John C. Seigle
Temperature response and salt tolerance of the opportunistic pathogen Saprolegnia parasitica: Implications for the broad whitefish subsistence fishery
Todd L. Sformo, Paul Y. de la Bastide, Jonathon LeBlanc, Geof H. Givens, Billy Adams, John C. Seigle, Samuel C. Kunaknana, Lawrence L. Moulton & William E. Hintz (2021) Temperature response and salt tolerance of the opportunistic pathogen Saprolegnia parasitica: Implications for the broad whitefish subsistence fishery, Arctic, Antarctic, and Alpine Research, 53:1, 271-285.

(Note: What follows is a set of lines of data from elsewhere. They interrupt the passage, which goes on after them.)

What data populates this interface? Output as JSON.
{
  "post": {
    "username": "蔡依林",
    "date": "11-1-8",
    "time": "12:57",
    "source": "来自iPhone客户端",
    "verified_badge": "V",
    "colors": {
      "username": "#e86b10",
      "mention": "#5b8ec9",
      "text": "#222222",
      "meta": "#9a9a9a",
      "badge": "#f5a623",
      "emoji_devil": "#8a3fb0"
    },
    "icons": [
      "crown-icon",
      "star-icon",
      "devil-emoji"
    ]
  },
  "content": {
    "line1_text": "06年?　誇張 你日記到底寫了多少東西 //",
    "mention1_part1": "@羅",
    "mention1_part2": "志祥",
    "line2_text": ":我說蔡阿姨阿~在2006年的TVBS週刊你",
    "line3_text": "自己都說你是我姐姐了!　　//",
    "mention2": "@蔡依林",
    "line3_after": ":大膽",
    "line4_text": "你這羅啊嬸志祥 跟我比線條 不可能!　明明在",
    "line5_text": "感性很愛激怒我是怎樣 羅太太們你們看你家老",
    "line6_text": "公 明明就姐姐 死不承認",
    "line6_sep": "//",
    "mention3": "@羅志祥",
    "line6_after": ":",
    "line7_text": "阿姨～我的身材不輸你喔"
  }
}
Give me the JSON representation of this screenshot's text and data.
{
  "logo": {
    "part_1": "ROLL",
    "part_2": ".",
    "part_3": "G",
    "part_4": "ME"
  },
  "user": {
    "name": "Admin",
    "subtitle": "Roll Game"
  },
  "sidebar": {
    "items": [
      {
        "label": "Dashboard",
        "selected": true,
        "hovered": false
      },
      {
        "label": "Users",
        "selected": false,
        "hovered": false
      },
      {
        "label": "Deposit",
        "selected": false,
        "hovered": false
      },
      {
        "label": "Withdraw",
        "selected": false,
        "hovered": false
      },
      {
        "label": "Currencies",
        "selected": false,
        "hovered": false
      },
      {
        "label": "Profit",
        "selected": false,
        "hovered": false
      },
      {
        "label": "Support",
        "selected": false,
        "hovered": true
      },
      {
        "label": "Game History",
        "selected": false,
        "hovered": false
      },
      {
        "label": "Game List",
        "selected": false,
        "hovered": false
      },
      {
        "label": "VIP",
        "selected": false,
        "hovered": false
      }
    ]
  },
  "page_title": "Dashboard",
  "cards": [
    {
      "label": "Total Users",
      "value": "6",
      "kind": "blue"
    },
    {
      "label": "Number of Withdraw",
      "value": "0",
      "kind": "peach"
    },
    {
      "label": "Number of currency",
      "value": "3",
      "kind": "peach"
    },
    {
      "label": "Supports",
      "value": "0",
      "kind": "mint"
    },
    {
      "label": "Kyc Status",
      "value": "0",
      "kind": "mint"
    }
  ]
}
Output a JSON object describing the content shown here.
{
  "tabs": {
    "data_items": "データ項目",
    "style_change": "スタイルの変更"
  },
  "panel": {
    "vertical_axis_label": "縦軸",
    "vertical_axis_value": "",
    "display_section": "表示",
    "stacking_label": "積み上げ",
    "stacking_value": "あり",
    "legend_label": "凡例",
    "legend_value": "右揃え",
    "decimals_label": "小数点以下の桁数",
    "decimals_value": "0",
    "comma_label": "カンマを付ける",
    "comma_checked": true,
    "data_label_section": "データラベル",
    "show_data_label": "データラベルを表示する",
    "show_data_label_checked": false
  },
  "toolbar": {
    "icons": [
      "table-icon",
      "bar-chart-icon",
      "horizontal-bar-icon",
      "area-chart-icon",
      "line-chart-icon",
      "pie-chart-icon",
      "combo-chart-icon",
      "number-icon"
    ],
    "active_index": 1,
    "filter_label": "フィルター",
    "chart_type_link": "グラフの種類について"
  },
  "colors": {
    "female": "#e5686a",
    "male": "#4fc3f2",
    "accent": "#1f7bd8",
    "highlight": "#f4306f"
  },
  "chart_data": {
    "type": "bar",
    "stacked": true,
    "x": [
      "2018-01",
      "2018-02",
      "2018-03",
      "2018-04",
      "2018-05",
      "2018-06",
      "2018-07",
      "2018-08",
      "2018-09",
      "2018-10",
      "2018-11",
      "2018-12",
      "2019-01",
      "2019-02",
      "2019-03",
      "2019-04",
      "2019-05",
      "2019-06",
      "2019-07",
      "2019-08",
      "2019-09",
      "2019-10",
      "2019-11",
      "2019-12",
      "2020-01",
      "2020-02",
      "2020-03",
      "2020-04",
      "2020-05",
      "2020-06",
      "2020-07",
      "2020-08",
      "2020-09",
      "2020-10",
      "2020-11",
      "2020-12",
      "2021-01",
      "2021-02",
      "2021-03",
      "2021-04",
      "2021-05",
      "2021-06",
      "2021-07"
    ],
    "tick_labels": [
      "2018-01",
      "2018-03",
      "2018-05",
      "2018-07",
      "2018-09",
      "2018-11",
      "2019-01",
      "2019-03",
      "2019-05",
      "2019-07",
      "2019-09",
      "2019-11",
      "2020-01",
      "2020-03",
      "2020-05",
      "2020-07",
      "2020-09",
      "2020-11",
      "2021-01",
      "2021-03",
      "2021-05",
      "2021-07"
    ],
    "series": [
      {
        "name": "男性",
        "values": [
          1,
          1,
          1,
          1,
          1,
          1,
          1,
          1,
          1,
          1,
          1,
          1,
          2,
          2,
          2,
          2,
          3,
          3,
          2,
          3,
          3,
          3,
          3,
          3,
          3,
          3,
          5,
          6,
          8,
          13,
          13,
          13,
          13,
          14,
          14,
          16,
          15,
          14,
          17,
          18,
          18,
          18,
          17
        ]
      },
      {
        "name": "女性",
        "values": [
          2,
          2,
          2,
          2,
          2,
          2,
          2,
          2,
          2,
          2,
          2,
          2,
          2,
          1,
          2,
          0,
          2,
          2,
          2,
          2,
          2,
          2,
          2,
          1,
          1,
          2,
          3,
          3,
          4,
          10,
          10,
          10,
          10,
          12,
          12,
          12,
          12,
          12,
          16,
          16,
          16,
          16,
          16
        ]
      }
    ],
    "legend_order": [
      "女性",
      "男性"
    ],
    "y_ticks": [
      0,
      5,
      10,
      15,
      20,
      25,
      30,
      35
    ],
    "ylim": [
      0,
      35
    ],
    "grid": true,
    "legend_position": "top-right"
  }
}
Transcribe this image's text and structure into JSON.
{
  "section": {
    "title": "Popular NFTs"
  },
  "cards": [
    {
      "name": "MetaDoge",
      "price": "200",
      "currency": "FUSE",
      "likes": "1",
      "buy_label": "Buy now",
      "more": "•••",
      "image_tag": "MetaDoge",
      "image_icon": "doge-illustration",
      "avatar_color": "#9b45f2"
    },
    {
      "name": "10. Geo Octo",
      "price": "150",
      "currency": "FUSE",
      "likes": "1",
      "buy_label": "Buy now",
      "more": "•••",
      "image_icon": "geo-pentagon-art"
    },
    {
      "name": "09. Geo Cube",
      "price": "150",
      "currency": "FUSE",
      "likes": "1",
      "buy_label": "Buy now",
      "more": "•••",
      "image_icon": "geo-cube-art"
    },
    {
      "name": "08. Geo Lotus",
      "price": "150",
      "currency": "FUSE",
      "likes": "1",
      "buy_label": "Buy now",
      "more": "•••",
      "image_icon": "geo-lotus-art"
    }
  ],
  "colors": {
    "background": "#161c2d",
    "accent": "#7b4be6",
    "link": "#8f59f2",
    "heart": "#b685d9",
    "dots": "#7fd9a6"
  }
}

We examined the effects of temperature and salt concentration on growth of the freshwater oomycete Saprolegnia parasitica that has recently (since 2013) been found to infect an important subsistence fish (in Iñupiaq, Aanaakłiq; broad whitefish, Coregonus nasus) on the Colville River in Nuiqsut, Alaska. Using two confirmed isolates (one from the Colville River and another from a southern British Columbia aquaculture facility), we tested the following hypotheses: (1) the isolate from Alaska will grow at a greater rate than the isolate from British Columbia at lower temperatures, (2) the isolate from British Columbia will grow at a greater rate at higher temperatures than the Alaska isolate, and (3) increasing salinity will reduce the growth rate of both isolates similarly at all temperatures. In addition, we used local observations—subsistence fishers and observations associated with scientific monitoring—to assist in interpreting the potential implications of our experimental results in the context of these environmental observations. In the habitat relevant to this study, water temperature ranges between <0°C and 18°C, and salinity ranges between 0 and 30 parts per thousand due to a seasonal (and occasional west wind-driven) saltwater intrusions. No statistically significant differences were detected in growth rate or salt tolerance between the two isolates at the temperatures and salinities tested; high temperature (24°C) and low salt concentration are associated with the highest growth rate for both isolates. From our lab study, one might conclude that the peak host colonization would occur during the seasonal period of warmest water temperature; however, the observations by local fishers and biologists show this not to be the case. We conclude that, at this time, we do not have evidence that peak warm water is the primary cause of an increased incidence of infection by this freshwater mold. Although indirect and lag analysis of temperature and timing of infection were not part of this study, we note that there is a greater role of complex interactions among biotic and abiotic factors (including temperature) that may predispose some individuals in the population to become infected during spawning season.